I concur in the well reasoned opinion authored by Judge Carroll which holds that the trial court erred in denying appellant a hearing out of the jury’s presence on the question of whether his alleged confession was voluntarily given. The majority opinion relies heavily upon and purports to be controlled in large part by the decision of the Supreme Court of the United States rendered in the case of Jackson v. Denno, 378 U.S. 368, 84 S.Ct. 1774, 12 L.Ed.2d 908. I concur in that view, but am at a loss to understand why this court follows the Denno decision in reaching the conclusion that the case must be reversed because the voluntariness of appellant’s alleged confession was not determined by the trial court out of the presence of the jury, but refuses to follow the conclusion reached by the Supreme Court in Denno which remanded the case with directions that a fair and impartial evidentiary hearing be held by the trial court for the purpose of determining the voluntariness of appellant’s confession. The trial court in Denno was directed to grant a new trial in the event it determined after such eviden-tiary hearing that Denno’s alleged confession was not voluntarily given. It held, however, that if the determination should be to the contrary and the confession held to be voluntary, the judgment of conviction should be affirmed. This is the disposition which I strongly feel should be made of the case sub judice.
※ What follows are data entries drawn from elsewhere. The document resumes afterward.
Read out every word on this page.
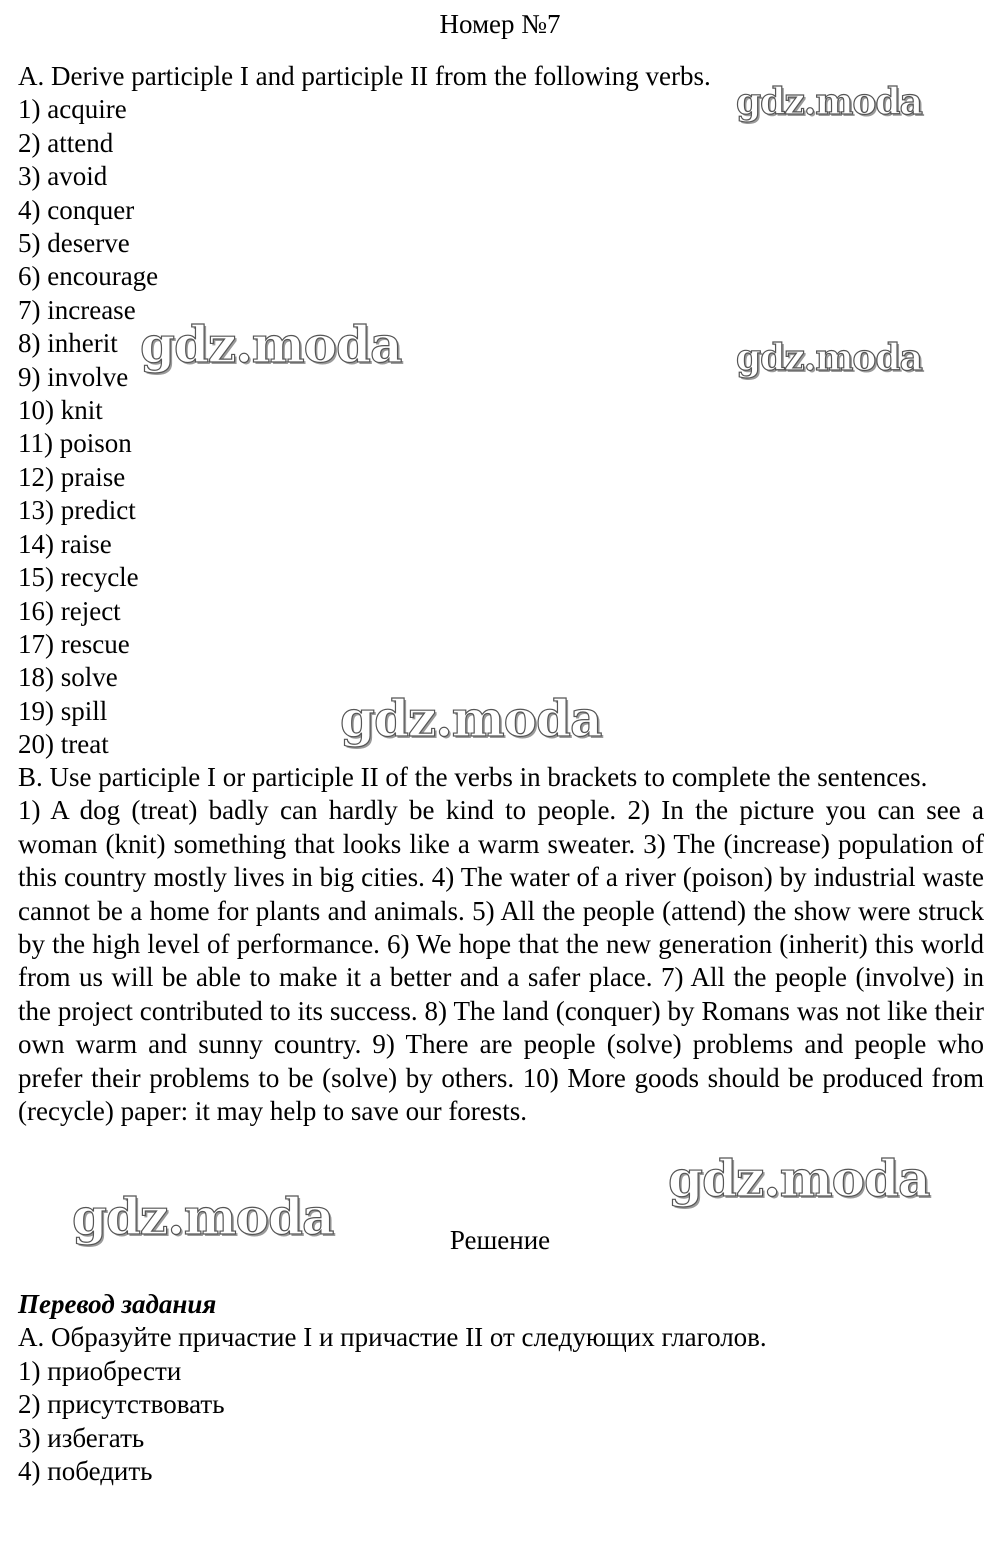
Номер №7
A. Derive participle I and participle II from the following verbs.
1) acquire
2) attend
3) avoid
4) conquer
5) deserve
6) encourage
7) increase
8) inherit
9) involve
10) knit
11) poison
12) praise
13) predict
14) raise
15) recycle
16) reject
17) rescue
18) solve
19) spill
20) treat
B. Use participle I or participle II of the verbs in brackets to complete the sentences.
1) A dog (treat) badly can hardly be kind to people. 2) In the picture you can see a woman (knit) something that looks like a warm sweater. 3) The (increase) population of this country mostly lives in big cities. 4) The water of a river (poison) by industrial waste cannot be a home for plants and animals. 5) All the people (attend) the show were struck by the high level of performance. 6) We hope that the new generation (inherit) this world from us will be able to make it a better and a safer place. 7) All the people (involve) in the project contributed to its success. 8) The land (conquer) by Romans was not like their own warm and sunny country. 9) There are people (solve) problems and people who prefer their problems to be (solve) by others. 10) More goods should be produced from (recycle) paper: it may help to save our forests.
Решение
Перевод задания
A. Образуйте причастие I и причастие II от следующих глаголов.
1) приобрести
2) присутствовать
3) избегать
4) победить
gdz.moda
gdz.moda	gdz.moda
gdz.moda
gdz.moda
gdz.moda
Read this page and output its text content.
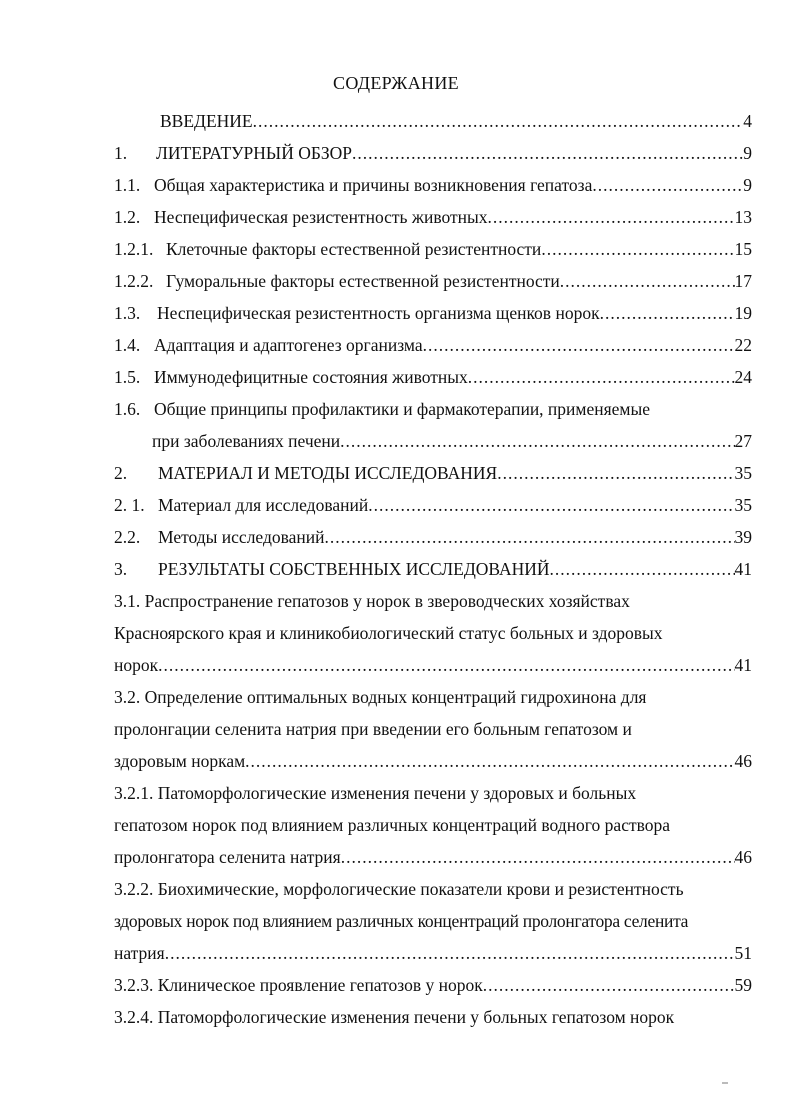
СОДЕРЖАНИЕ
ВВЕДЕНИЕ .....	4
1. ЛИТЕРАТУРНЫЙ ОБЗОР .....	9
1.1. Общая характеристика и причины возникновения гепатоза .....	9
1.2. Неспецифическая резистентность животных .....	13
1.2.1. Клеточные факторы естественной резистентности .....	15
1.2.2. Гуморальные факторы естественной резистентности .....	17
1.3. Неспецифическая резистентность организма щенков норок .....	19
1.4. Адаптация и адаптогенез организма .....	22
1.5. Иммунодефицитные состояния животных .....	24
1.6. Общие принципы профилактики и фармакотерапии, применяемые
при заболеваниях печени .....	27
2. МАТЕРИАЛ И МЕТОДЫ ИССЛЕДОВАНИЯ .....	35
2. 1. Материал для исследований .....	35
2.2. Методы исследований .....	39
3. РЕЗУЛЬТАТЫ СОБСТВЕННЫХ ИССЛЕДОВАНИЙ .....	41
3.1. Распространение гепатозов у норок в звероводческих хозяйствах
Красноярского края и клиникобиологический статус больных и здоровых
норок .....	41
3.2. Определение оптимальных водных концентраций гидрохинона для
пролонгации селенита натрия при введении его больным гепатозом и
здоровым норкам .....	46
3.2.1. Патоморфологические изменения печени у здоровых и больных
гепатозом норок под влиянием различных концентраций водного раствора
пролонгатора селенита натрия .....	46
3.2.2. Биохимические, морфологические показатели крови и резистентность
здоровых норок под влиянием различных концентраций пролонгатора селенита
натрия .....	51
3.2.3. Клиническое проявление гепатозов у норок .....	59
3.2.4. Патоморфологические изменения печени у больных гепатозом норок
When the majority opinion refuses to follow the Supreme Court’s disposition reached in the Denno case merely because that case involved a review of a petition for writ of habeas corpus seeking post-conviction relief whereas the case sub judice is a direct appeal from a judgment of conviction and sentence, it relies on nothing more nor less than a distinction without a difference. It begs the question and unnecessarily requires a new trial under circumstances where such may not be required. The congestion of our courts and the expense of conducting a new trial should be ordered only where such is necessary to see that justice is done. No such showing has been made in this case at this point in the proceeding.